I want to tell the truth about things even if they put me in a bad light, because truth and not self-glorification is my goal. There I was, in a bind. The stock was moving up on the New York Stock Exchange. I hadn’t looked at the financial pages since 1929, but now every day I grabbed the paper – TWA plus an eighth, TWA plus a half, TWA up a quarter, and every eighth of a point meant that I was losing potential control of my airline. I got gloomier and gloomier about the whole thing, and nobody could understand why.

I conferred with one of my top financial wizards about it and we came up with a time-honored solution – I suppose you can say, reminiscent of Jay Gould and J.P. Morgan. Jesse Livermore would have been proud of it. Jesse Livermore was the king of the Wall Street pirates – they would hire Jesse to drive the price of a stock down so they could buy it cheap, then Jesse would turn around and manipulate the price of the stock up and they would sell it dear.

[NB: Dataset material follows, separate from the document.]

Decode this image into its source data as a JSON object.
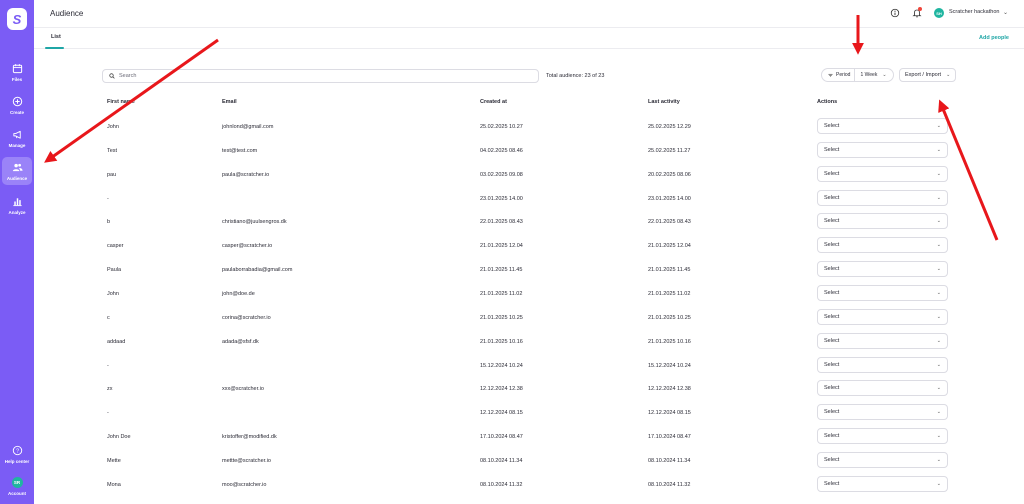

That’s precisely what was under consideration in 1948. We thought we might open some brokerage accounts in the East, in New York,
Washington and Philadelphia – in other names, of course – and then begin to sell the stock short. That is, sell what we had at below the market price and sell other shares short, the purpose being to drive the price down so that I could convert my ten million at a reasonable price.

The price of the stock had gone to twenty-three by then. I finally realized that if we followed this procedure and got the stock down a few points, for every point we got that stock down, I would have had to sell shares, and suddenly I realized I would be robbing Peter to pay Paul. And I was Peter and I was Paul. So I got together with my financial wizard who put me in this predicament, and we came up with another plan, based on some precedents that had recently been set by some other company that offered a new issue, a secondary issue of stock, and had given the rights to certain stockholders to buy that stock at a few dollars under the market price. What I wanted then was to convert my loan at fifteen dollars a share.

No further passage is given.